The glaciers are melting at an unprecedented rate. The Italian-Swiss border in the Alps is denoted along glaciers. Now the glaciers are melting and the borders are thawing and shifting. An Italian mountain ridge is now being pulled into different directions by the opposing nationalities. The melting snows and the shifting drainage patterns have shifted the Italian ridge into the neighboring country. Now, around two-third of the ridge is technically within the Swiss territory. So the man-made boundaries are melting. Mother nature is giving a message that our cartographic lines don’t matter much to her. High time that we all think now in terms of the planet as one entity and consider ourselves as citizens of mother earth first. The rest are all secondary denominations.

We have perilously shrunk within our civilizational interiors leaving the exteriors—everything non-human among flora, fauna and the rest that constitutes earth—as mere utilities. We have gone on the wildest of eternal quests in pursuance of the completely unending path of ambition. We have turned into extravagantly rich-bodied people with shoddily poor souls. And all these natural disasters are merely reflecting the chronic dissonance between what we actually need and what we try to grab out of greed. The seminally formative natural forces lay ravaged. The sprawling canvas of mother earth’s natural painting is replaced by a fractious abstract art drawn with grotesque sense of redrawing anything natural with artificiality—the human-centric abstract art that absolutizes the ultimacy of our madness to keep utilizing natural resources at any cost. The free gifts of mother nature that were once quintessentially common are now swiped away and grafted with our crass mundanities. The virile vibrance of our vigorous negativism eclipses the earth. Where are the starry skies that once crooned moonily? As the centuries old trees fall mother earth sadly applauds the feats of her child, the child who is engaged in a mega-larceny.

Here in our part of the world, the temperature may be around 40°C but it feels like 60°C. You feel being roasted slowly. In the locality there is a vacant plot with plenty of wild growth. The owner thought of putting it in order by cutting the weeds, grass and bushes. As a result, a few snakes, monitor lizards and other reptiles turned homeless. They crept around seeking a new home. It created a big scare among the humans. A big rat snake sneaked into our garden as well. It’s a non-venomous snake. But irrespective of the category of snakes, poisonous or not, our fear is in proportion to their length. The fact is that rat snakes help us by chucking out rats and mice. But their size scares us. We cannot believe that such a big snake can be harmless. Never go by the appearances.

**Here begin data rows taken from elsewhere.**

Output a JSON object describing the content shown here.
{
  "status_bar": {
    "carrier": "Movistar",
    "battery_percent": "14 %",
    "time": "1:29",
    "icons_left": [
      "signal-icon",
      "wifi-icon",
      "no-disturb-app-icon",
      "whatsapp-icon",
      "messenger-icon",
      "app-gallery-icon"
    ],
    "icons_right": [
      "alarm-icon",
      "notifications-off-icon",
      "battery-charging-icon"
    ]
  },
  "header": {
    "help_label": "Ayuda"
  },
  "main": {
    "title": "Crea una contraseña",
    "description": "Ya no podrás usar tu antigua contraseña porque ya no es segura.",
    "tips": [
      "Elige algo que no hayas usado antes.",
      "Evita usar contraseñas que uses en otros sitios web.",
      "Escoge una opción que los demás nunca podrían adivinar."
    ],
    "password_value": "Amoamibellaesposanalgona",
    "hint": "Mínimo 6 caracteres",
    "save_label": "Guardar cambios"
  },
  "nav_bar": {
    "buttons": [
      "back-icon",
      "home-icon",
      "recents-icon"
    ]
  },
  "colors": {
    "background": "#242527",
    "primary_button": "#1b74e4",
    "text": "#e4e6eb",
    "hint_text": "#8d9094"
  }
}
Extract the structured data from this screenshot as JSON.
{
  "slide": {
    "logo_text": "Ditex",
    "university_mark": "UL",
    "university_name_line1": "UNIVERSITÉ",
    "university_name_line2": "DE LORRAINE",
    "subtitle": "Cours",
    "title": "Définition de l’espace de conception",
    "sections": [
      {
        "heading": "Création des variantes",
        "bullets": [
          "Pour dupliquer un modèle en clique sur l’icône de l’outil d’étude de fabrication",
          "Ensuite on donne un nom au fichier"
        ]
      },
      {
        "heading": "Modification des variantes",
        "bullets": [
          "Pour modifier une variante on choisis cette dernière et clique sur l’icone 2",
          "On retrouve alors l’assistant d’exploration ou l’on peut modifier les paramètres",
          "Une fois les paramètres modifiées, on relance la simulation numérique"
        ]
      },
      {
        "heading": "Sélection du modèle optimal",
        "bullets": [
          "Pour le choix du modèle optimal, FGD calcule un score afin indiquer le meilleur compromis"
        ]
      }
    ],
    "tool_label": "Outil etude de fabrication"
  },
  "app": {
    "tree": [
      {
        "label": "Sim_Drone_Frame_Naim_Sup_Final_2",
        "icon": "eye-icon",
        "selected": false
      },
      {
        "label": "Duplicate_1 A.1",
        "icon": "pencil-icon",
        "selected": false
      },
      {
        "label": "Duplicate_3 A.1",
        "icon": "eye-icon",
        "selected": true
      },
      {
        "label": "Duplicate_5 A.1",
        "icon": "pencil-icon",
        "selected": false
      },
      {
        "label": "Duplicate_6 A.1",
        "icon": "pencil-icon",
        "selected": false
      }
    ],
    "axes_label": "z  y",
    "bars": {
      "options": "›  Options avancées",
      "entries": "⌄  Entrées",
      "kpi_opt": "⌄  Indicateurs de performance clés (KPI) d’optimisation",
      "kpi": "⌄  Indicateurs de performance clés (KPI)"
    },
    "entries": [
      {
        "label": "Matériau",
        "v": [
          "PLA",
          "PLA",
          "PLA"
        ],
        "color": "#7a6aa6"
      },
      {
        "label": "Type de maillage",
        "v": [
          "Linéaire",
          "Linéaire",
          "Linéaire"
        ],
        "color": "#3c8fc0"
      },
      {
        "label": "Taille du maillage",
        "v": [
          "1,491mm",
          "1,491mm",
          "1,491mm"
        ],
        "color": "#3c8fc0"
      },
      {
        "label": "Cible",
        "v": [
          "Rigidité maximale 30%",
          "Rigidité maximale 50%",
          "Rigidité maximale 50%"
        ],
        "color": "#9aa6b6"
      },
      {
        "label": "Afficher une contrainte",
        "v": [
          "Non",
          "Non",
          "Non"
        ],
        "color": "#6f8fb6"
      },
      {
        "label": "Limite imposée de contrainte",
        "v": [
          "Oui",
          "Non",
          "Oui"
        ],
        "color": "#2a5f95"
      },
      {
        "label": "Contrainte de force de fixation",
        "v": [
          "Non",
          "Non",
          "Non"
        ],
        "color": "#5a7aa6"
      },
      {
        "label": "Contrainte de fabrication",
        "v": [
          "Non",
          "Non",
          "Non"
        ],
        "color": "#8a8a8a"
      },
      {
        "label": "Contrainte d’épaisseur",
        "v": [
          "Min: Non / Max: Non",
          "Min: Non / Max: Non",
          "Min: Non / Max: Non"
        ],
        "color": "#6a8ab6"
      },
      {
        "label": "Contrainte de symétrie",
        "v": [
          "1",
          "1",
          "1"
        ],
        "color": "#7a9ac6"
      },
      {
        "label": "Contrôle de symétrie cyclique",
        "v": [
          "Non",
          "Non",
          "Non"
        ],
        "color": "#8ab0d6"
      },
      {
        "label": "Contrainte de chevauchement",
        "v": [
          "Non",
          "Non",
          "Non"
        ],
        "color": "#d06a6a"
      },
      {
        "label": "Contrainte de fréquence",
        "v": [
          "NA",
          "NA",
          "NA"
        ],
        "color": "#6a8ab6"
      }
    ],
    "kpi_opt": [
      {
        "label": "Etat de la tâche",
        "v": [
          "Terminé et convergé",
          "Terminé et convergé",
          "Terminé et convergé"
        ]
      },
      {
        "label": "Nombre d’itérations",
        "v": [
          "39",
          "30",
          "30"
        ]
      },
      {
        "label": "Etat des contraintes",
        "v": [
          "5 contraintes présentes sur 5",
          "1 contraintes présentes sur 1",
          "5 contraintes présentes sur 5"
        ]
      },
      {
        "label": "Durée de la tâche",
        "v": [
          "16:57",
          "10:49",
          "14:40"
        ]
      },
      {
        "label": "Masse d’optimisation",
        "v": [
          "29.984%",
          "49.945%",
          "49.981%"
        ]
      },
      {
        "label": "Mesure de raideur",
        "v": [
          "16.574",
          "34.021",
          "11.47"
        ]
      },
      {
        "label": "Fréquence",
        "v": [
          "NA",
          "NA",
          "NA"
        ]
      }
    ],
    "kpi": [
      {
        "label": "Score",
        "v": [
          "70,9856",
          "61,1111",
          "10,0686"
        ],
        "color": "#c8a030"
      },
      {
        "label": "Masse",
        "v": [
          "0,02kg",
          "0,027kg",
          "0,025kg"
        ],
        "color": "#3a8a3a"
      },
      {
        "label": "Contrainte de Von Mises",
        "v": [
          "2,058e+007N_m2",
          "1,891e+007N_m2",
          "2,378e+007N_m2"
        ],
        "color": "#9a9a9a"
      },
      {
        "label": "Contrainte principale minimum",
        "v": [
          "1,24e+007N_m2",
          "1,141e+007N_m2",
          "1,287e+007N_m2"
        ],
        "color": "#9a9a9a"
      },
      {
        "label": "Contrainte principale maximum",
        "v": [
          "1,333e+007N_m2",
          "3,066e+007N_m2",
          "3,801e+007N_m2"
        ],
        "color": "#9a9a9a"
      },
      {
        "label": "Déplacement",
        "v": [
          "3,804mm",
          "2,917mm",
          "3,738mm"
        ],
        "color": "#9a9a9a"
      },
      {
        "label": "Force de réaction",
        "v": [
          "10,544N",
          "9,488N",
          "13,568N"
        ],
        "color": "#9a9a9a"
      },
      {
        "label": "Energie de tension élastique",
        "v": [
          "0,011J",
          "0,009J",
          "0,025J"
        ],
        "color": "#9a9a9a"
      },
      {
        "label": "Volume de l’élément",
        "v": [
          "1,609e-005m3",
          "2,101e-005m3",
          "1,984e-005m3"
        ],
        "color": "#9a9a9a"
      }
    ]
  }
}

Wherever there is a snake many people gather around because it’s a common enemy. One of my uncles killed it exclaiming, ‘It’s a big one and dangerous!’ All of us felt very bad about the killing. It was the first Monday of shravan. It struck our conscience as a sin but what to do. Our fears turn us helpless and critically limit our choices. But we have a suitable accomplice in all our deeds and misdeeds. We absolved ourselves by quoting certain scriptures that clarify that probably it’s not a sin to kill a snake if it enters your house.

And beyond all these scary climatic issues a monkey has found his personal pool of water to beat the suffocating heat and humidity on this clammy, partially clouded noon. He has expertly disposed off the lid from the rooftop water tank. There he sits on the opening’s rim, his red bum safe on the frame, his tail hanging down, his smart paws holding the edges. He casts the look of owning a rooftop swimming pool. After enjoying a look of supreme solace he goes into the water, wallows for some moments and comes out sleek and shining. I saw him enjoying this for at least half an hour which included about ten dips in the water. The family of course would be using monkey-treated water.